As officials prepare to sign the Transpacific Trade Partnership (TPP) next month, the national advocacy organization Food & Water Watch is warning that the controversial trade deal will exacerbate already flawed food safety import systems. In a letter to Agriculture Secretary Tom Vilsack, Wenonah Hauter, the group’s executive director, outlined existing problems with USDA’s Food Safety Inspection System (FSIS), and called on Vilsack to strengthen its international program.
“It is unconscionable that the Obama Administration has allowed our food safety import standards to slip, particularly in light of the aggressive trade agenda it has pursued that will undoubtedly increase the volume of potentially risky imported food items coming to the U.S.,” said Hauter of her letter. “The equivalency determination process at FSIS is in shambles and will only be further undermined by the TPP.”
Secret changes
Hauter noted that FSIS has secretly changed the manner in which it conducts audits of inspection systems for imported meat, poultry and egg products. In 2012, the agency was exposed for not conducting annual on-site audits. It claimed it had changed to a "performance-based" audit system in which it rated exporting countries' food safety systems, using those ratings to dictate how frequently it would conduct audits. In late 2015, the system was secretly dropped after Canada, the United State’s largest trading partner, objected to its 2014 rating.
But the 2014 audit revealed serious shortcomings in Canada’s inspection system for meat, poultry and egg products. Some were evident in plants that use a privatized inspection scheme that FSIS found in 2006 to be "equivalent" to the U.S. inspection system. But that decision was based on a pilot project involving only five hog slaughter plants in the U.S. The implementation of that pilot project was severely criticized by USDA's Office of Inspection General in 2013. In spite of the issues raised in the Canadian audit, FSIS continued to recognize the Canadian inspection system as being equivalent.
Canada was not the only trade partner to take exception with its ratings.
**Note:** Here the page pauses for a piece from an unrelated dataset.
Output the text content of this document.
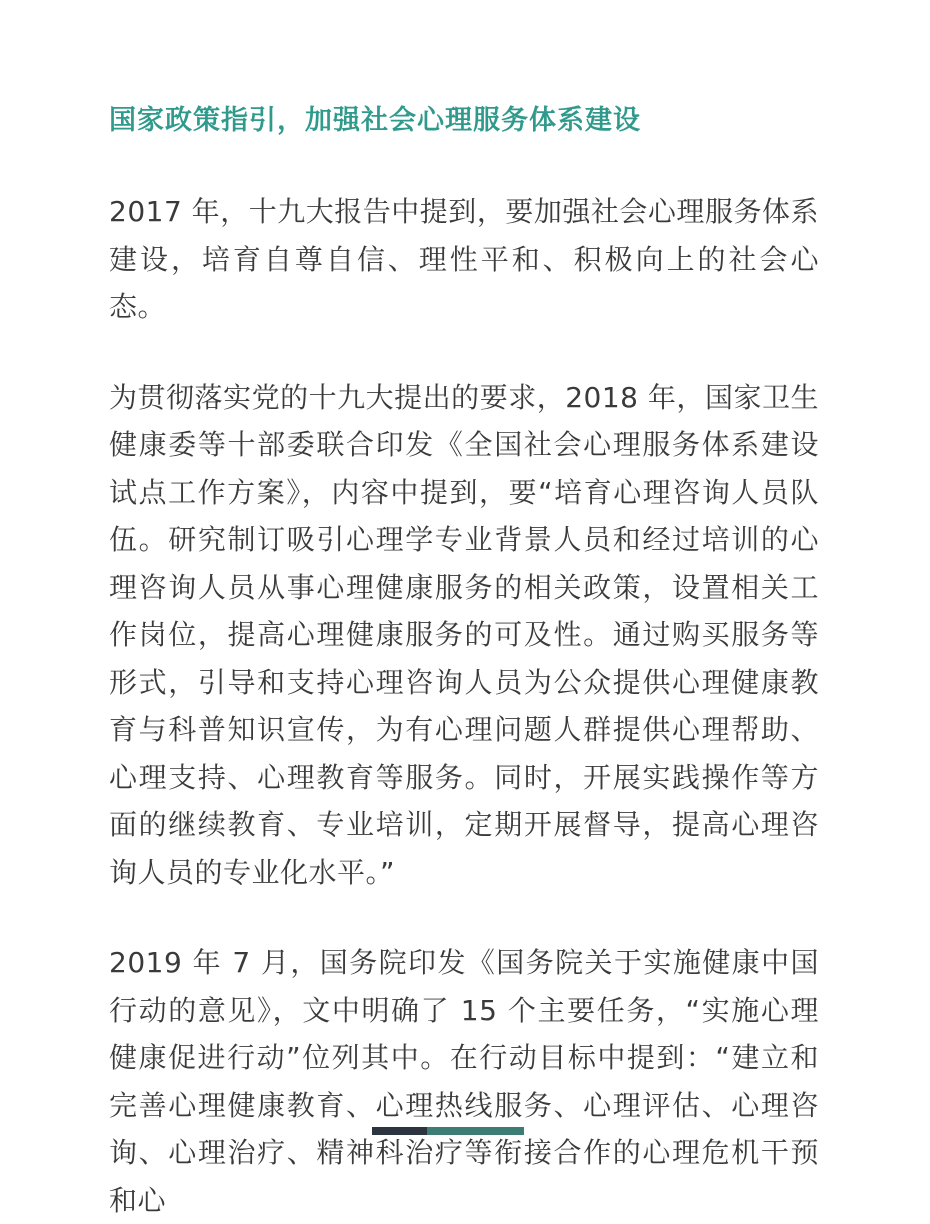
国家政策指引，加强社会心理服务体系建设

2017 年，十九大报告中提到，要加强社会心理服务体系建设，培育自尊自信、理性平和、积极向上的社会心态。

为贯彻落实党的十九大提出的要求，2018 年，国家卫生健康委等十部委联合印发《全国社会心理服务体系建设试点工作方案》，内容中提到，要“培育心理咨询人员队伍。研究制订吸引心理学专业背景人员和经过培训的心理咨询人员从事心理健康服务的相关政策，设置相关工作岗位，提高心理健康服务的可及性。通过购买服务等形式，引导和支持心理咨询人员为公众提供心理健康教育与科普知识宣传，为有心理问题人群提供心理帮助、心理支持、心理教育等服务。同时，开展实践操作等方面的继续教育、专业培训，定期开展督导，提高心理咨询人员的专业化水平。”

2019 年 7 月，国务院印发《国务院关于实施健康中国行动的意见》，文中明确了 15 个主要任务，“实施心理健康促进行动”位列其中。在行动目标中提到：“建立和完善心理健康教育、心理热线服务、心理评估、心理咨询、心理治疗、精神科治疗等衔接合作的心理危机干预和心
In December of 2015, Australian officials objected to criticisms leveled against the privatized inspection system it implemented in 2011. That inspection system was found to be "equivalent" to the U.S.’s inspection system, a decision also based on the five-plant hog slaughter pilot.
Erroneous information
“It seems that FSIS does not fully understand how the new inspection system is working in Australia, so the agency may have based its equivalency determination on erroneous information,” said Hauter. “In addition, the number of import rejections for visible and microbial contamination at ports of entry has increased since Australia moved to the privatized inspection model. Food and Water Watch has asked for a reconsideration of the equivalency determination for the new inspection system.”
China’s inspection system will also pose problems for the safety of its imports to the United States. A November 2015 communication from the General Administration of Quality Supervision, Inspection and Quarantine for the People's Republic of China to FSIS revealed that the country is prepared to certify ten poultry slaughter and processing facilities so that it can export poultry to the U.S. Among the plants it intends to certify are two operated by Cargill. But FSIS has not proposed a regulation for public comment that would permit China to export its own poultry to the U.S.
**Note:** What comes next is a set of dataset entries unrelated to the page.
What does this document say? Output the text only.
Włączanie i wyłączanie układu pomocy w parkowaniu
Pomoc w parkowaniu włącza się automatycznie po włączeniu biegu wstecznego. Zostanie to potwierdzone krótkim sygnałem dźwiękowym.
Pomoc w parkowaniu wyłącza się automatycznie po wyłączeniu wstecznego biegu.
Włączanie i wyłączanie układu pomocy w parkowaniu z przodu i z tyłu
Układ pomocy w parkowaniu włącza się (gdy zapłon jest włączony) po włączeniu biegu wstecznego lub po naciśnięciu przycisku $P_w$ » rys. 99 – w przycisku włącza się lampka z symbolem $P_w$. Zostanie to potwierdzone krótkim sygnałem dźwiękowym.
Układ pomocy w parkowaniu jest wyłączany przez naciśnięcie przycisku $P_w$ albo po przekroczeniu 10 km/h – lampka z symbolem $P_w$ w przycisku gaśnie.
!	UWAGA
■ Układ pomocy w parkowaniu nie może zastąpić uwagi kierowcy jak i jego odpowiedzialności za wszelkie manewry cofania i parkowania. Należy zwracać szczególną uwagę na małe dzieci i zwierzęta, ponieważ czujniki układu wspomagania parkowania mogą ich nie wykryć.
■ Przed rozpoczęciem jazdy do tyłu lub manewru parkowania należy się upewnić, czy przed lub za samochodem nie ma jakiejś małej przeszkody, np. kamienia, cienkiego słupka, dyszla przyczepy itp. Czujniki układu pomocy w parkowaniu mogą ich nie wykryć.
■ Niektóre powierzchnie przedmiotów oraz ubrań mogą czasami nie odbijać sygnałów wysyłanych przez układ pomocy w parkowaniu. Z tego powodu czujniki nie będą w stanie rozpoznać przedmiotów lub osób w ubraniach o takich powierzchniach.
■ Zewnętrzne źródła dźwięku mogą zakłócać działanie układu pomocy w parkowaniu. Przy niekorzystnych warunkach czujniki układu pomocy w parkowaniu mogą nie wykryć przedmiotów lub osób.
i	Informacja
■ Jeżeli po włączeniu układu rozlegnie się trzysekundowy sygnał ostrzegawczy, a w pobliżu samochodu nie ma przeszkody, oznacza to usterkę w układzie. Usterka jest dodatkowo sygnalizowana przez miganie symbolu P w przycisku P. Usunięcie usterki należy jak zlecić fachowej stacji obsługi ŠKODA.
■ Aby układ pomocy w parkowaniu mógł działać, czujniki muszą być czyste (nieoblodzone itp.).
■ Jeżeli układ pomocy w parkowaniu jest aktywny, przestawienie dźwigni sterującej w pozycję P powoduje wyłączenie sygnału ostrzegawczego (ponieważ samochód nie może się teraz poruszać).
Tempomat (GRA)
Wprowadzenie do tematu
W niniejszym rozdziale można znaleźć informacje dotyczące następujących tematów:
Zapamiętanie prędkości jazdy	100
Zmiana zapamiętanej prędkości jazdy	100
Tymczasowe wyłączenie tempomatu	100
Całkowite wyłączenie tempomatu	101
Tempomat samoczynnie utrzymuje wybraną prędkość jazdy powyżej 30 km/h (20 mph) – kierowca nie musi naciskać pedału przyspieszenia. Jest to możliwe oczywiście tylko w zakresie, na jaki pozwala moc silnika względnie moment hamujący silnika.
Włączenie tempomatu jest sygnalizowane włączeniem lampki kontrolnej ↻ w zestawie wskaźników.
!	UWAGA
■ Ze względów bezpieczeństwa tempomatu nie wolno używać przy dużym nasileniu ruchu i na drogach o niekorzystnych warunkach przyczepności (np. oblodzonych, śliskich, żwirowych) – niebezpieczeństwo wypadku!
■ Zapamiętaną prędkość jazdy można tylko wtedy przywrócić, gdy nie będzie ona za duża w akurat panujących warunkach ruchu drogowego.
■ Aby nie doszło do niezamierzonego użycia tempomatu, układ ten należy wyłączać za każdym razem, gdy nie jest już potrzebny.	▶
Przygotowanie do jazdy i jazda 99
“Nothing makes less sense to us than the decision by FSIS to grant equivalency status to the poultry inspection system in the People’s Republic of China (PRC),” wrote Hauter in reference to the country’s checkered food safety history, which includes a 2008 scandal in which melamine-tainted dairy products killed six infants and hospitalized 300,000 consumers.
Poultry processing plants
PRC certified four poultry processing plants in November 2014 (one of which was subsequently delisted in March 2015) to export to the U.S. FSIS then conducted on-site audit visits of poultry processing and slaughter facilities in 2015. In November of 2015, PRC food safety officials visited the U.S in a trip underwritten by Cargill Meat Solutions.
That same month, the PRC’s Deputy Bureau Chief of Safety of Import and Export Food Products of the General Administration of Quality Supervision, Inspection and Quarantine sent a memo to Alfred Almanza, Deputy Undersecretary for Food Safety, responding to some of the issues raised in FSIS’s 2015 audits of the PRC’s poultry processing and slaughter inspection systems. The memo also identified five poultry processing and five poultry slaughter facilities that the PRC intended to certify as being eligible to export to the U.S.
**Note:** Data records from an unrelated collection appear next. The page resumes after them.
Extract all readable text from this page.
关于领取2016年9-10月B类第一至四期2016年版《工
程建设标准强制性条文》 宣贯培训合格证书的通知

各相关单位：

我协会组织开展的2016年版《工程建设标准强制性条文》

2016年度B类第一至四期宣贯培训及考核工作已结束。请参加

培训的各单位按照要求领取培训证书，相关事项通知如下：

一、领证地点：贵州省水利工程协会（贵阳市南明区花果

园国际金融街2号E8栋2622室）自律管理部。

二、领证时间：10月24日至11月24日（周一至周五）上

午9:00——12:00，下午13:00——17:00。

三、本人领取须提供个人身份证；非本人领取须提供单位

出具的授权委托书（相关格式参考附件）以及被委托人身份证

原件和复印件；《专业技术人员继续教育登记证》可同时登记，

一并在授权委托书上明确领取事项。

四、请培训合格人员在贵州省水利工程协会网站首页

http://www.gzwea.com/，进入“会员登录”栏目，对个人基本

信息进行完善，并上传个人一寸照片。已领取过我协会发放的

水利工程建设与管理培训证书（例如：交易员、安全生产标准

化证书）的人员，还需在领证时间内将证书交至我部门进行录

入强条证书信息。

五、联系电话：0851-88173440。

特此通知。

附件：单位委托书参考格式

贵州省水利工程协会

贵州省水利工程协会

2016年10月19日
“The equivalency determination process has been turned into a sham,” said Hauter. “We can’t endanger U.S. consumers with sketchy imports, particularly if it’s a veiled attempt to bolster China’s lagging economy. And using a multinational corporation such as Cargill, that is already undermining our domestic poultry industry, to outsource processing in the PRC is a fig leaf that will not hide the weaknesses in China’s food safety systems.”